I was at my general practitioner’s office when it happened. My general practitioner cornered me. (And I’m gonna try and get these words right.) “When was the last time you actually sat down and wrote anything?” Um, well, been a bit busy with this medical stuff, Doc.
“You’ve got every right to be worried over the diagnoses we’re giving you lately. It’s a lot of possibly fatal diagnoses, and that’s tough on anyone. But, you’ve got a few choices. You can spend the next few months letting the medical profession run your life. You can take our advice and go home and write about how horrible this is in a journal or in your fiction. Or, you can use your talents to bring to light social injustices. Write fiction about the truth behind these injustices. Get people to read about what’s wrong without prejudice. And then convince them you are right. Because you are.”
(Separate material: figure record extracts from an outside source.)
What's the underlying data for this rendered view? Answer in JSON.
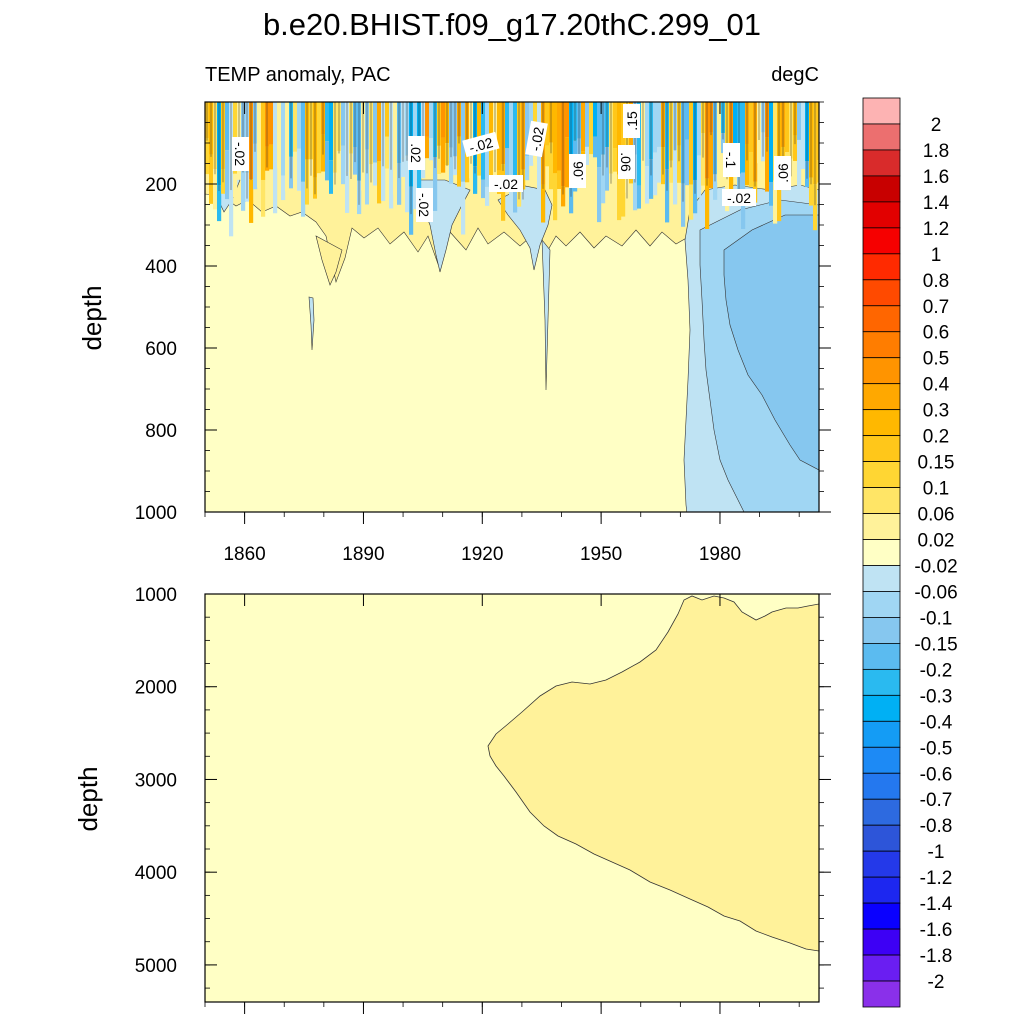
{
  "chart_data": {
    "type": "heatmap",
    "title": "b.e20.BHIST.f09_g17.20thC.299_01",
    "subtitle_left": "TEMP anomaly, PAC",
    "subtitle_right": "degC",
    "xlabel": "",
    "xticks": [
      1860,
      1890,
      1920,
      1950,
      1980
    ],
    "xlim": [
      1850,
      2005
    ],
    "panels": [
      {
        "name": "upper",
        "ylabel": "depth",
        "ylim": [
          0,
          1000
        ],
        "yticks": [
          200,
          400,
          600,
          800,
          1000
        ],
        "contour_labels": [
          "-.02",
          ".02",
          "-.02",
          "-.02",
          "-.02",
          ".06",
          ".06",
          ".15",
          "-.1",
          ".06",
          "-.02",
          "-.02"
        ]
      },
      {
        "name": "lower",
        "ylabel": "depth",
        "ylim": [
          1000,
          5400
        ],
        "yticks": [
          1000,
          2000,
          3000,
          4000,
          5000
        ]
      }
    ],
    "colorbar": {
      "labels": [
        "2",
        "1.8",
        "1.6",
        "1.4",
        "1.2",
        "1",
        "0.8",
        "0.7",
        "0.6",
        "0.5",
        "0.4",
        "0.3",
        "0.2",
        "0.15",
        "0.1",
        "0.06",
        "0.02",
        "-0.02",
        "-0.06",
        "-0.1",
        "-0.15",
        "-0.2",
        "-0.3",
        "-0.4",
        "-0.5",
        "-0.6",
        "-0.7",
        "-0.8",
        "-1",
        "-1.2",
        "-1.4",
        "-1.6",
        "-1.8",
        "-2"
      ],
      "colors": [
        "#fdb3b3",
        "#ec6f6f",
        "#d92b2b",
        "#c80000",
        "#e20000",
        "#f60000",
        "#ff2a00",
        "#ff4a00",
        "#ff6600",
        "#ff7d00",
        "#ff9400",
        "#ffa800",
        "#ffb800",
        "#ffc71a",
        "#ffd633",
        "#ffe566",
        "#fff29a",
        "#ffffc5",
        "#bfe3f3",
        "#a0d6f3",
        "#86c7ef",
        "#5bbbf0",
        "#2abaf0",
        "#00b0f4",
        "#149cf5",
        "#1d8af5",
        "#2478ef",
        "#2d6ae0",
        "#2d55d9",
        "#2439e9",
        "#1d27f0",
        "#0a00ff",
        "#3d00f5",
        "#6a1ef2",
        "#8a30ea"
      ]
    }
  }
}
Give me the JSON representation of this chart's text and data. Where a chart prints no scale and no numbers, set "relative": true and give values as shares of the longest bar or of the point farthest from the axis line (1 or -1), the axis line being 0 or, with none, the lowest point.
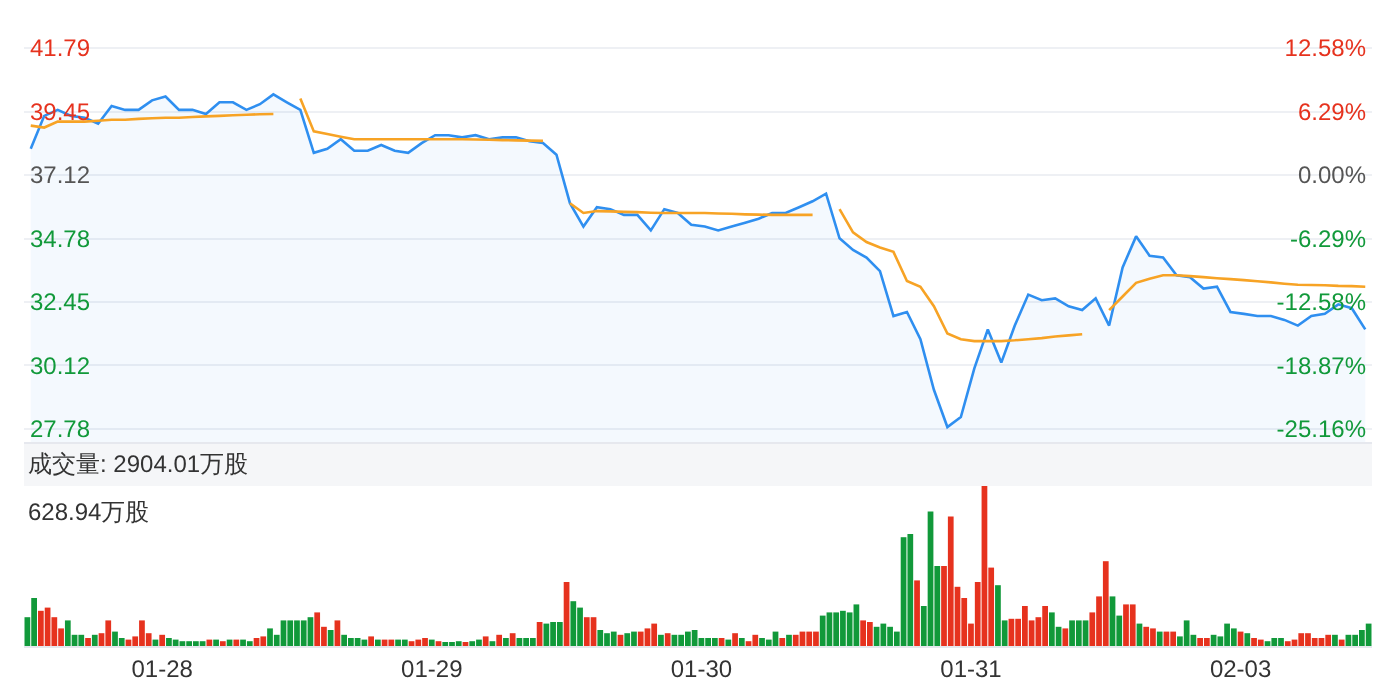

Yeah, you can guess how much I rolled my eyes. My general practitioner just shook her head, and handed me a list of documentaries to watch yesterday and today. I went home and somewhere between my internet going out and then back on I managed to watch the first documentary. And that’s when it hit me. These weren’t health related documentaries. These were social documentaries! Someone tricked me into watching these.
And you can bet Doc knew what she was doing when she played this dirty, underhanded trick on me. Within minutes, my problems weren’t nearly as difficult as the problems of the lives on the screen. Mine are just the routine “You may or may not die.” These people had real issues. Issues that need telling. And I just happen to be a storyteller.
So, while Doc might not fix my health at the moment, she did fix my pity party problems. In the long run, that’s probably the better fix. Now, I just have to survive the OB/GYN today without too many issues, and we’ll be golden. Or, I can just watch the rest of the documentaries that Doc told me to watch. And then I’ll get right back to writing.